Escribe: El Peregrino Impertinente
Siempre lo mismo: el familiar, amigo, novio, novia se va de viaje y, a la vuelta, ¿qué te trae de regalo? Sí, una remera horrible del lugar donde estuvo. Un acto reflejo del turista y su andar con valija. Espécimen que, casi por instinto, se sumerge en las ciénagas del “notienegolletismo” y entra en la tienda de souvenires para decir: “Déme dos”.
A cambio, se lleva esas prendas que el sólo verlas provoca gastroenteritis. Tela que no quiere ni el perro para su cucha, diseños realizados por alguien cuyo apetito por la vida es similar al de un bicho cascarudo, mal gusto desde el cuello hasta la última costura.
Una cosa espantosa. Viene la chica y le entrega a su enamorado una remera que dice: “Estuve en San Carlos Minas y me acordé de vos”. Pues vaya forma de acordarse de uno. Con lo fácil que resulta comprar una caja de alfajores. Pero no, la regla indica que hay que traer remeras, preferiblemente de colores chillones y dibujos en nada tocantes a lo bello. Mientras más feas, grotescas y desagradables sean, mucho mejor.
Y mirá que lo hacen con buena fe, eh...
Uno a veces se piensa que el gesto trae escondida alguna carga de desprecio, de cinismo.

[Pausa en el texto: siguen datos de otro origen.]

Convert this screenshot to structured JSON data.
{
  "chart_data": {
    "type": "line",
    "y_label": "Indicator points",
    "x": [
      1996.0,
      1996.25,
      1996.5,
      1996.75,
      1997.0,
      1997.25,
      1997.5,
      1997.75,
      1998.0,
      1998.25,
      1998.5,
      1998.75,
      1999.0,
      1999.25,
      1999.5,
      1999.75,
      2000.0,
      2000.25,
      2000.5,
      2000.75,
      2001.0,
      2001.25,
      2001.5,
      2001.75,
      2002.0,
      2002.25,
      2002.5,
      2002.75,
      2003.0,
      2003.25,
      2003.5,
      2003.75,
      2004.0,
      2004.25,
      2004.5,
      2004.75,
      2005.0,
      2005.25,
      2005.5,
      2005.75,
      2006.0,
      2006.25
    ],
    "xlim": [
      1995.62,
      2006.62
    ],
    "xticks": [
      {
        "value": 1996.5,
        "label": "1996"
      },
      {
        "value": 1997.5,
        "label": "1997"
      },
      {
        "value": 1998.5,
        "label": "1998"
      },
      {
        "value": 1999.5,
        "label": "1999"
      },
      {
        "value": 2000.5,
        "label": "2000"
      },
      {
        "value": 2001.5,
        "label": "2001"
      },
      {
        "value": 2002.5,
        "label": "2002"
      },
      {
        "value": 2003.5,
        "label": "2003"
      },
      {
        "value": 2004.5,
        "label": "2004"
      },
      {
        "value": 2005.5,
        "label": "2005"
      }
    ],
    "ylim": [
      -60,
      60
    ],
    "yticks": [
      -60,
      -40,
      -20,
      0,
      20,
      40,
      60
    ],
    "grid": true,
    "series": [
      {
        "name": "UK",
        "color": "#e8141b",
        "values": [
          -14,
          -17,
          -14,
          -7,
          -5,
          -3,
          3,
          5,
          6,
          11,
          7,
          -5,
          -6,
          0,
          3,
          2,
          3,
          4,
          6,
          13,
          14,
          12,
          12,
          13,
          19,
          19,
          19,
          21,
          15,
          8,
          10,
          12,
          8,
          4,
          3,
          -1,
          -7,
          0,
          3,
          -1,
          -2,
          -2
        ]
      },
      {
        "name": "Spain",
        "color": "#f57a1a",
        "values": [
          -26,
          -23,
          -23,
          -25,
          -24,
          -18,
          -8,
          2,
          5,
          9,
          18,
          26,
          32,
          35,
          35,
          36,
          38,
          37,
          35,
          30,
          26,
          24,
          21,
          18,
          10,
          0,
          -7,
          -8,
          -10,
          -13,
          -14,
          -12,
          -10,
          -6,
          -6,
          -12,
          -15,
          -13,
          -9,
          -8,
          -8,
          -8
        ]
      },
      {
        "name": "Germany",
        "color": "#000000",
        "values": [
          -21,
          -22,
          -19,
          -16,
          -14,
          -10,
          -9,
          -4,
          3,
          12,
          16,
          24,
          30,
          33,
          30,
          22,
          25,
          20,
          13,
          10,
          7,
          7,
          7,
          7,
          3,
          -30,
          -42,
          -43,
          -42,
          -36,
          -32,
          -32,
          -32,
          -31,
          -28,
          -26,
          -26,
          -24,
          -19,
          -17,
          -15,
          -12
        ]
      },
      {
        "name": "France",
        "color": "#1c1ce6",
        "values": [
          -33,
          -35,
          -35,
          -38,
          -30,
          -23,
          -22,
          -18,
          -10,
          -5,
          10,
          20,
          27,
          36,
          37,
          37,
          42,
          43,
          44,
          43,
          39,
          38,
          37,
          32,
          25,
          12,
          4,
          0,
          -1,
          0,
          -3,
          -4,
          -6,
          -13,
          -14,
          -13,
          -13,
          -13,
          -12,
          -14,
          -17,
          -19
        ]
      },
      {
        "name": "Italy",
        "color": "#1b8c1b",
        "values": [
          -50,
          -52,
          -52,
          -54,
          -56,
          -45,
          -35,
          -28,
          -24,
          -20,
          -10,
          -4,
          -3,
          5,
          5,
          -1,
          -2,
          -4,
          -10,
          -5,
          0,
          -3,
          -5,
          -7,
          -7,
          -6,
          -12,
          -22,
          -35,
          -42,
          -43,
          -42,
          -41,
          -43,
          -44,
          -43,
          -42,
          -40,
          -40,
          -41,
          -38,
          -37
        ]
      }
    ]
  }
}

Nada más lejos de la realidad. Lo que pasa es que cuando se trata de remeras turísticas, el visitante deja de ser dueño de sí. Todo el criterio y sentido común que en él habitan, huyen al exilio para que en su lugar gobiernen la imprudencia y el desatino. El resultado es nefasto. Que lo diga el obsequiado, si no.
La madre llega de vacacionar en la playa y le regala al hijo una remera de “Recuerdo de Santa Clara del Mar”. Antes que eso, el chico hubiera preferido un caracol con la cara de Rodríguez Saá. O napalm, lo que encuentre primero.
Sociedad de consumo, hermanos míos. Acostúmbrense.